Я только что упомянул, что Кох соглашается интерпретировать свою концепцию в терминах глобального рабочего пространства. Но ценность исследований Коха и Крика в том, что они пытались насытить абстракции Баарса конкретным нейробиологическим содержанием. Ведь один из главных вопросов, возникающий в связи с этой теорией, таков: где находится глобальное рабочее пространство?[58]Кох предлагает версию ответа. Опираясь на впечатляющие массивы экспериментальных данных, он утверждает, что, если говорить о визуальной информации, ворота в глобальное рабочее пространство — и в сознание — находятся в нижней височной коре мозга[59].
Разумеется, Крик и Кох не обладали монополией на поиски нейронных коррелятов сознания и нейробиологическую интерпретацию баарсовской модели глобального рабочего пространства. Близкую по духу теорию — как признает сам Кох — развивает, в частности, французский нейроученый С. Деан[60]с коллегами. Но Баарс симпатизирует разработкам нобелевского лауреата Дж. Эдельмана[61].
|
Согласно Эдельману и Дж. Тонони[62], мозг является местом «дарвиновского отбора» конкурирующих групп нейронов, в результате которого в нем формируется так называемое «динамическое ядро», которое при желании можно истолковать как субстрат глобального рабочего пространства, т. е. информационной доски в мозге. Это ядро — некий «функциональный кластер» — образуется тогда, когда различные участки мозга, играющие специфицированные роли, начинают словно бы интенсивно перезваниваться (анатомия мозга такова, что интеграция такого рода возможна, полагают они, лишь в таламо — коритикальной области и интегрированным может оказаться лишь небольшое число процессов: поэтому содержание непосредственных актов сознания ограничено) — такое коммуницирование и составляет фундамент сознания. Эдельмана считают образцовым представителем холистского подхода к субъективности. Противоположностью такого понимания является гипотеза, выдвинутая Р. Пенроузом и С. Хамероффом. Они утверждали, что сознание может быть результатом квантовых эффектов в микротрубочках нейронов[63].
К некоторым из упомянутых гипотез мы еще вернемся. Пока же ограничимся сказанным. Надеюсь, читатель или читательница почувствовали, что исследования сознания в наши дни притягивают к себе множество интереснейших людей из самых разных областей. Это такой интеллектуальный водоворот, в котором кружатся сотни идей, научных концепций и даже художественных образов — от The Matrix до La misteriosa fiamma della regina Loana в недавнем романе У. Эко. Но вот вопрос, ответ на который неочевиден: что делать в нем философам?
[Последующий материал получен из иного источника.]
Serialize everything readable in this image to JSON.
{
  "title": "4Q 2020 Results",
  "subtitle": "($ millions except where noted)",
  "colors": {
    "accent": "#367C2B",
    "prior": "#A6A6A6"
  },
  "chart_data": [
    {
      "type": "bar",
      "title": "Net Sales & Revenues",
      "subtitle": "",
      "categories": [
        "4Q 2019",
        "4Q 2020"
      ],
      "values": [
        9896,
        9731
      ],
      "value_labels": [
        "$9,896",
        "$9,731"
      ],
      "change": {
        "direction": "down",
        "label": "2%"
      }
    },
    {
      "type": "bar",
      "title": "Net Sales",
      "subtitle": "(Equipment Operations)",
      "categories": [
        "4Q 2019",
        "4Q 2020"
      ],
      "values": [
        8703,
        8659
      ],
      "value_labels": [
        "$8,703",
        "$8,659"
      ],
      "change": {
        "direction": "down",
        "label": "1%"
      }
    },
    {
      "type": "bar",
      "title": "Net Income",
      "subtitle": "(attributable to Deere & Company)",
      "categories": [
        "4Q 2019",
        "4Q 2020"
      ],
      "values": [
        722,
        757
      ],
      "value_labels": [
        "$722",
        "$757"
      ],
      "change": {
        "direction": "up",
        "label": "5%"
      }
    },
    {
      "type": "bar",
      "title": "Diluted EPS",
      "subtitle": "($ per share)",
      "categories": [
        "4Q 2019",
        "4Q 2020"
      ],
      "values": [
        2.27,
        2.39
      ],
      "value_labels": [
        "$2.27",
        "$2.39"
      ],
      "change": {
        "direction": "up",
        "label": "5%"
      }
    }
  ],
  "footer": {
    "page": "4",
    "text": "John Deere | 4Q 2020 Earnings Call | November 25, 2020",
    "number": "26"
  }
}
Суть в том, что большинство идей, которые были кратко рассмотрены выше, не имеют прямого отношения к философии. Определение нейронных коррелятов сознания, моделирование функций различных ментальных модулей, уточнение числа и характеристик этих модулей на основе психологических экспериментов — все это вопросы, относящиеся к ведению экспериментальной науки.
|
Можно, разумеется, повторить, что философы должны налаживать диалог между разными областями науки, имеющими выход на сознание, — между нейробиологами и ког — нитивистами, эволюционистами и психологами, между лингвистами и квантовыми физиками — сочетания могут быть самыми необычными. Кроме того, они могут снабжать ученых разного рода методологическими принципами, задавать хорошие вопросы (ответ на которые, возможно, не их дело)[64]и прояснять понятия, использующиеся при изучении сознания.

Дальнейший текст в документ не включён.